Alonso es un pintor de “obsesiones”, toma una idea y no la deja hasta que la agota. Tanto es así que su obra repite temas como “El ganado y lo perdido” y las variaciones sobre Van Gogh, Courbet y su viejo maestro Spilimbergo. Pero en el caso del Che, fue ese solo retrato, no hubo más. Alonso no habla de sus cuadros, es difícil saber si fue una descarga, un impulso o un presentimiento, si pensaba o sentía que estaba dibujando al protagonista de una historia pasada o intuía que estaba en el principio de un nuevo relato. Allí quedó el rostro del Che ensimismado, con la mirada perdida y al mismo tiempo enérgica. Su imagen se recorta sobre una bandera argentina. Omar Cáceres, también pintor, docente de Bellas Artes y colaborador de Alonso, recibió el cuadro de manos de su autor a fines de los ‘60.
Alonso tenía una hija que se llamaba Paloma. Y como todo el mundo sabe, ser joven en los ‘70 fue un privilegio lleno de fatalismo. Argentina era un país que parecía abrirse a un escenario luminoso, alumbrado en gran medida por esa mirada del Che y por una generación que generosamente se echaba a la espalda el peso de la historia. Paloma fue a las reuniones, fue a las marchas, pintó su rebeldía en las paredes de Buenos Aires, se mezcló en esa marea y, como miles más, fue una militante que avanzaba hacia nuevos horizontes.
Paloma había visto el retrato del Che que había pintado su padre. No solamente era el Che, era una imagen que además lo relacionaba con él, un punto de encuentro entre un padre y su hija, una línea de ideas y afectos que los envolvía en la distancia. Cáceres decidió que el mejor lugar donde podía estar el cuadro era en el departamento de Paloma.
La cara del Che pintada por Carlos Alonso estuvo sobre una pared del departamento de su hija Paloma en esos años. Fue el testigo mudo de la vida cotidiana de esa jovencita de rasgos delicados, de sus sueños más generosos y de sus afanes más menudos. Y también fue testigo de su secuestro cuando el grupo de tareas de la ESMA derrumbó la puerta, irrumpió en la habitación y la llevó por la fuerza.
Paloma Alonso fue secuestrada a principios de 1977. El trabajo de los represores fue minucioso, se llevaron a la persona y también a todas sus pertenencias, incluido ese cuadro del Che, que pasó a convertirse en botín de guerra. Se supone que Paloma fue llevada a la ESMA y nunca más se tuvo noticias de ella al igual que de la mayoría de las casi cinco mil personas que pasaron por ese campo clandestino.

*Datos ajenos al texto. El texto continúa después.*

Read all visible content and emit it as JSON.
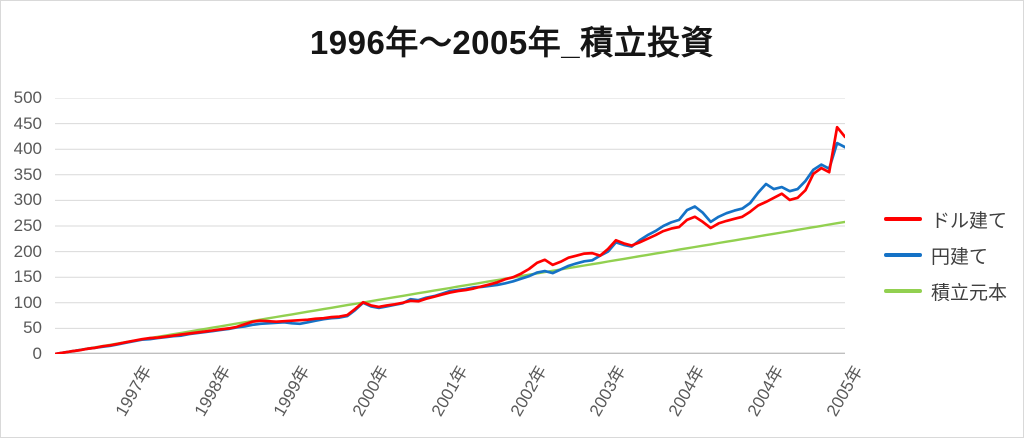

Carlos Alonso había marchado al exilio, su hija estaba desaparecida y el cuadro del Che, que de alguna manera había significado para ella un vínculo, el recuerdo y una compañía, permaneció dos años en los depósitos de la ESMA, donde se acumulaba el botín de una guerra vergonzosa. En 1979, cuando la dictadura aún estaba en su apogeo, cuando la represión todavía era una guerra santa y los represores eran sus próceres, el cuadro apareció misteriosamente para la venta en la galería “Renacimiento”. A ningún represor podía interesarle colgar un retrato del Che en las paredes de su casa, aun cuando fuera de Alonso. Y la posibilidad de convertirlo en dinero, sumado a la garantía de impunidad, fue más fuerte que cualquier atisbo de interés por el arte.
Pero el mundo es chico y más en Argentina. Omar Cáceres se enteró que estaba a la venta el Che pintado por Alonso y fue a verlo para confirmarlo. Era el propietario legal de la obra y podía demostrarlo aunque no significara demasiado en esos tiempos. Pero por un rulo del destino finalmente pudo recuperar el cuadro.
Lo tuvo en su poder hasta hace unos meses, cuando la hija del Che, Aleida Guevara visitó Buenos Aires. Una vez había decidido que Paloma tuviera el cuadro del Che pintado por su padre Carlos Alonso. Esta vez, en un acto que se realizó en la Casa de Amistad ArgentinoCubana, se lo entregó a la hija del Che y el cuadro forma parte ahora del museo del comandante guerrillero en Santa Clara, lo cual también es un homenaje a Paloma.
El cuadro fue de la hija desaparecida del pintor y ahora es de la hija del protagonista fusilado del cuadro. Hay una simetría desordenada en esta historia donde el cuadro es una especie de centro o un vínculo que tiene que ver con las personas y sus luchas y sus afectos. Hay una frase reciente de Carlos Alonso que no alude a este relato pero que se clava inevitablemente en su trama: “Siempre entendí cuál era mi suerte: desentrañar la relación entre la pintura y la gente y la sociedad”.